Saturday 4 April 2015

The Myers Briggs Foundation discourages the use of the test for hiring and firing.



American author Annie Murphy Paul.  Her 2006 book, The Cult of Personality, claims personality tests are leading us to miseducate our children, mismanage our companies and misunderstand ourselves.

Like many personality tests, MBTI is based on the work of Carl Jung, the Swiss psychiatrist who, together with Sigmund Freud, laid the foundations of modern psychology. Jung developed the idea of opposed pairs of character traits which are present in all of us and suggested that in each pair we each have a natural preference. 

It came into being thanks to an awkward relationship between a woman and her future son-in-law. Katherine Briggs, a wealthy housewife from Washington DC, realised Clarence Myers was a good catch when her daughter Isabel brought him home from college. He seemed like a nice young man, but his way of thinking was so alien to her that she turned to books for help.
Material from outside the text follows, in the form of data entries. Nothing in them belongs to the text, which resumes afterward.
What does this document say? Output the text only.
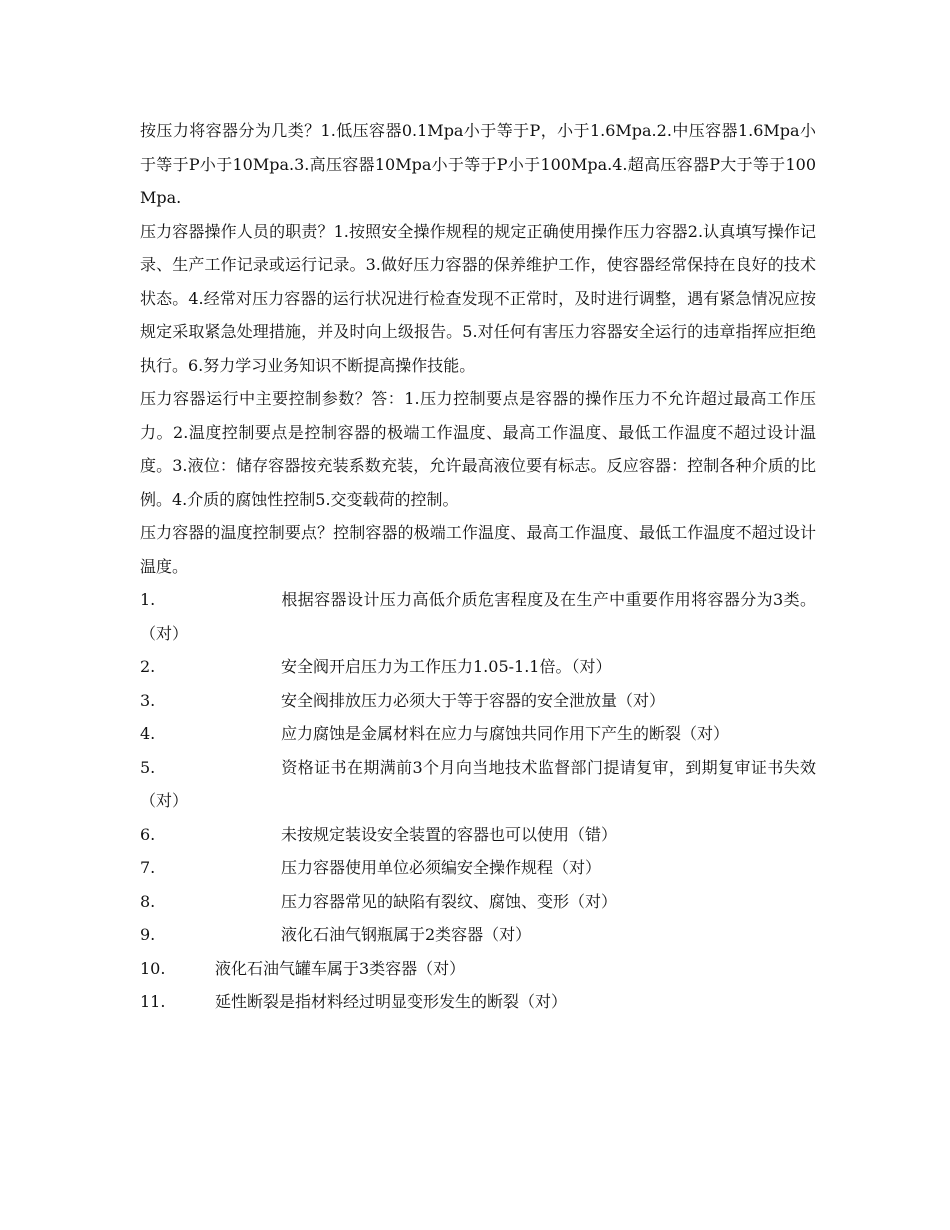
按压力将容器分为几类？1.低压容器0.1Mpa小于等于P，小于1.6Mpa.2.中压容器1.6Mpa小于等于P小于10Mpa.3.高压容器10Mpa小于等于P小于100Mpa.4.超高压容器P大于等于100Mpa.

压力容器操作人员的职责？1.按照安全操作规程的规定正确使用操作压力容器2.认真填写操作记录、生产工作记录或运行记录。3.做好压力容器的保养维护工作，使容器经常保持在良好的技术状态。4.经常对压力容器的运行状况进行检查发现不正常时，及时进行调整，遇有紧急情况应按规定采取紧急处理措施，并及时向上级报告。5.对任何有害压力容器安全运行的违章指挥应拒绝执行。6.努力学习业务知识不断提高操作技能。

压力容器运行中主要控制参数？答：1.压力控制要点是容器的操作压力不允许超过最高工作压力。2.温度控制要点是控制容器的极端工作温度、最高工作温度、最低工作温度不超过设计温度。3.液位：储存容器按充装系数充装，允许最高液位要有标志。反应容器：控制各种介质的比例。4.介质的腐蚀性控制5.交变载荷的控制。

压力容器的温度控制要点？控制容器的极端工作温度、最高工作温度、最低工作温度不超过设计温度。

1.	根据容器设计压力高低介质危害程度及在生产中重要作用将容器分为3类。（对）
2.	安全阀开启压力为工作压力1.05-1.1倍。（对）
3.	安全阀排放压力必须大于等于容器的安全泄放量（对）
4.	应力腐蚀是金属材料在应力与腐蚀共同作用下产生的断裂（对）
5.	资格证书在期满前3个月向当地技术监督部门提请复审，到期复审证书失效（对）
6.	未按规定装设安全装置的容器也可以使用（错）
7.	压力容器使用单位必须编安全操作规程（对）
8.	压力容器常见的缺陷有裂纹、腐蚀、变形（对）
9.	液化石油气钢瓶属于2类容器（对）
10.	液化石油气罐车属于3类容器（对）
11.	延性断裂是指材料经过明显变形发生的断裂（对）
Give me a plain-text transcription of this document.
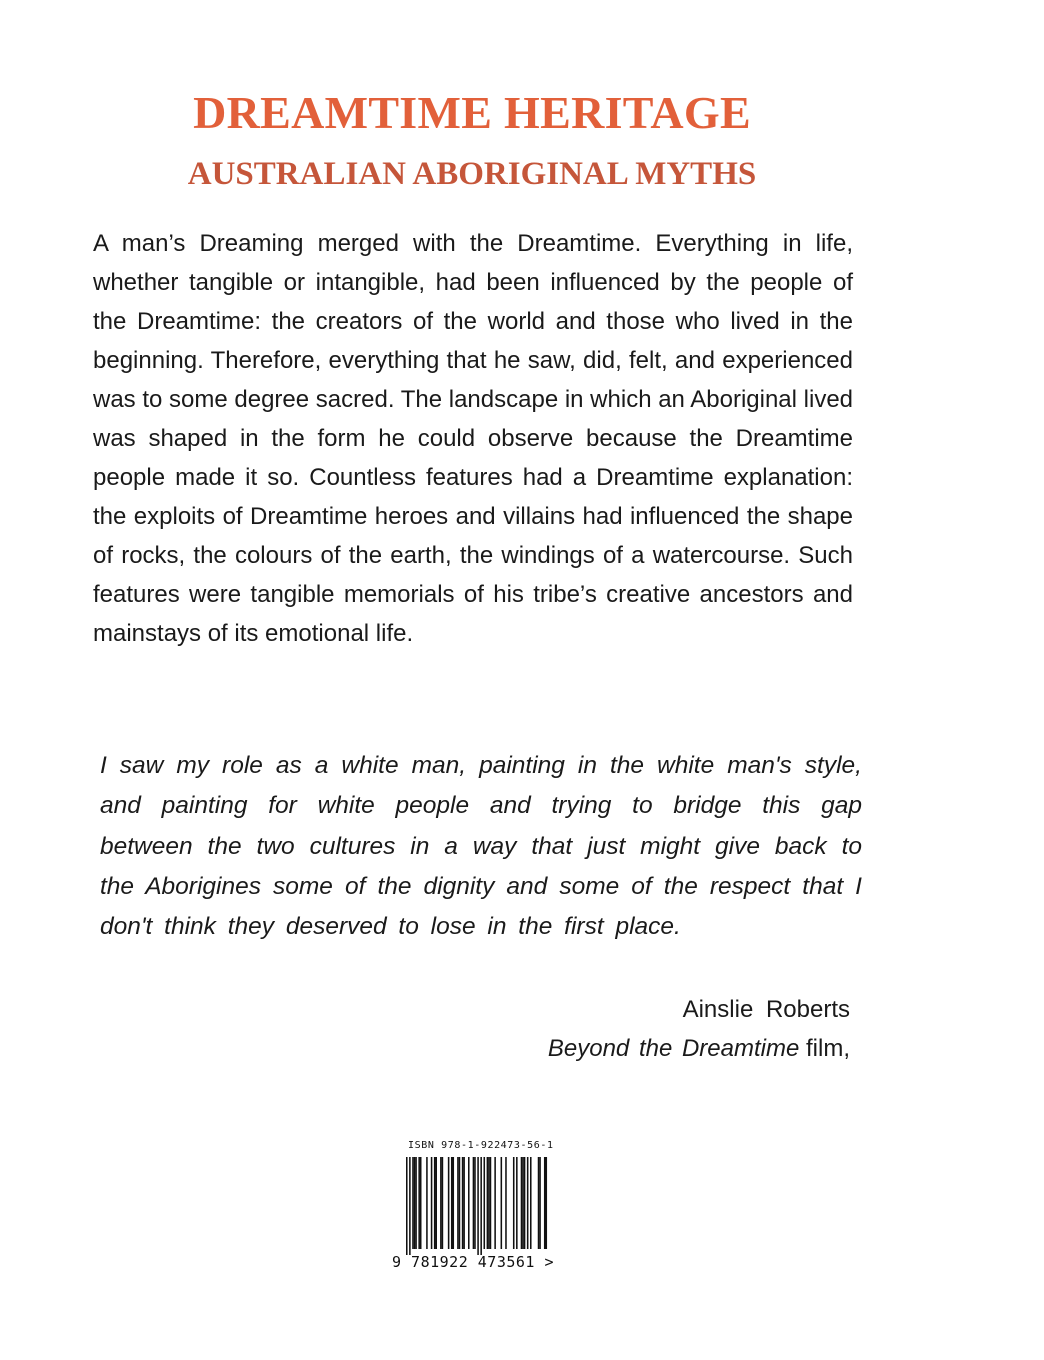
DREAMTIME HERITAGE
AUSTRALIAN ABORIGINAL MYTHS

A man’s Dreaming merged with the Dreamtime. Everything in life, whether tangible or intangible, had been influenced by the people of the Dreamtime: the creators of the world and those who lived in the beginning. Therefore, everything that he saw, did, felt, and experienced was to some degree sacred. The landscape in which an Aboriginal lived was shaped in the form he could observe because the Dreamtime people made it so. Countless features had a Dreamtime explanation: the exploits of Dreamtime heroes and villains had influenced the shape of rocks, the colours of the earth, the windings of a watercourse. Such features were tangible memorials of his tribe’s creative ancestors and mainstays of its emotional life.

I saw my role as a white man, painting in the white man's style, and painting for white people and trying to bridge this gap between the two cultures in a way that just might give back to the Aborigines some of the dignity and some of the respect that I don't think they deserved to lose in the first place.

Ainslie Roberts

Beyond the Dreamtime film,

ISBN 978-1-922473-56-1

9 781922 473561 >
Jung's Psychological Types fascinated her and became what she described as her "Bible". Soon, Isabel was infected by her mother's enthusiasm. Over two decades, the pair became avid "type watchers".  Jung only identified eight personality types, but Isabel Briggs Myers eventually doubled that number. Everybody can be described by four letters chosen out of a total of eight, she says.

The Myers Briggs Foundation discourages the use of the test for hiring and firing, seeing it primarily as a means of getting employees to think about how they interact with colleagues and work as a team.

"We don't like its use for selection because it's not an assessment of skills and abilities," says Jeff Hayes from the San Francisco-based Myers-Briggs publishing company, CPP.

"But we can't police that in every circumstance because it is used all over the world."